There’s an article about menopause making the rounds, and it reads like a public service announcement for half the population and a horror story for the rest. Hot flashes, brain fog, anxiety—things that will, at some point, hit most women in cybersecurity. Most workplaces act like none of this is happening. The same way they act like pregnancy isn’t a nine-month reality, or that women aren’t routinely calculating the safest route to the parking lot after a late shift.

Cybersecurity loves to say that the human element in cybersecurity is the biggest vulnerability. Yet the field—so obsessed with risk assessments and threat mitigation—somehow fails to consider its own blind spots. Women make up 42% of the global workforce and 31.7% of senior leaders, yet they’re still scarce in cybersecurity’s upper ranks. Half the workforce starts at entry level, but by the time they get to the C-suite, only 25% remain. Maybe it’s the glass ceiling. Maybe it’s the chronic lack of bathroom stalls at tech conferences.

The industry treats women’s needs as an afterthought—until someone files a complaint. But if the goal is stronger security, wouldn’t it help to have people who actually understand half the world’s population?

5. Because Cybersecurity is More Than Just Coding

The problem with cybersecurity is that it’s obsessed with code. Not security, not risk, not the small, inconvenient fact that most data breaches don’t happen because someone forgot to update a firewall, but because someone—usually a very human, very fallible someone—clicked the wrong link. Yet hiring managers continue to act like the only qualification that matters is whether you can reverse-engineer malware in your sleep.
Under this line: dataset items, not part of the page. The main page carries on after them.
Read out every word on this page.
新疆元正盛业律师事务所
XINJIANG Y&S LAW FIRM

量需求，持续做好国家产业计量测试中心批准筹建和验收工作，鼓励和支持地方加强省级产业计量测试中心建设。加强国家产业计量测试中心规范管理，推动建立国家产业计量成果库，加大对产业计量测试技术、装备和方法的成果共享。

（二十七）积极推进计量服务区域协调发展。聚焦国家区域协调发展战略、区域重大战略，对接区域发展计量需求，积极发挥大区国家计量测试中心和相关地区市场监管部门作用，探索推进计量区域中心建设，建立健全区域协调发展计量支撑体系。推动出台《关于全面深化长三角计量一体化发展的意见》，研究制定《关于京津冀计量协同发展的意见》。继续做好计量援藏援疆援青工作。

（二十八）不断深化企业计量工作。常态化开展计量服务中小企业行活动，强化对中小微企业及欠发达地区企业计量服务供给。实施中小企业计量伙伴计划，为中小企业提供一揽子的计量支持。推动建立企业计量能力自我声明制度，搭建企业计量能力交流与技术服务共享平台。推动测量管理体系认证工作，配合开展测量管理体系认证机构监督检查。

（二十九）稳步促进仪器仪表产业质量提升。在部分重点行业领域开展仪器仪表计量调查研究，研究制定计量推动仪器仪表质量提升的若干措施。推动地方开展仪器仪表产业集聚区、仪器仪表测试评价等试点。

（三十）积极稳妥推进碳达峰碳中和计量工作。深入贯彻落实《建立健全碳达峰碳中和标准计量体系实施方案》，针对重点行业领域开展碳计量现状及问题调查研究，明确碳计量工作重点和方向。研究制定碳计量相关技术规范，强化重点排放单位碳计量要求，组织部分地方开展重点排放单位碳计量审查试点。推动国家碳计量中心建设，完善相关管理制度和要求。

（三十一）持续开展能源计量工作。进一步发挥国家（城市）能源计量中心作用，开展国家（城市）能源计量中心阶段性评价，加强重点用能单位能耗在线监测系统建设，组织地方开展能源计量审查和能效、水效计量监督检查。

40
Which is why women in cybersecurity remain a statistical anomaly. Not because they can’t code, but because the industry keeps pretending that coding is the only thing that matters. The real threats are psychological. Social engineering scams don’t rely on bad code; they rely on people being predictable. Who better to understand that than women, who have spent their entire lives performing risk assessments? Walking alone at night? Risk assessment. Rejecting a man’s advances without bruising his ego? Crisis management. Navigating online spaces where harassment is one password reset away? Human behavior analysis.

A firewall won’t suddenly work better if a man installs it. A phishing scam won’t feel less convincing if a woman spots the trick. The industry is too busy patching software vulnerabilities to notice its own.

Parting Thoughts

So, if you hire people, consider hiring more women. If you mentor, pull someone up who wasn’t handed the shortcut. If you’re in the room where decisions happen, ask why it still looks the same as it did ten years ago.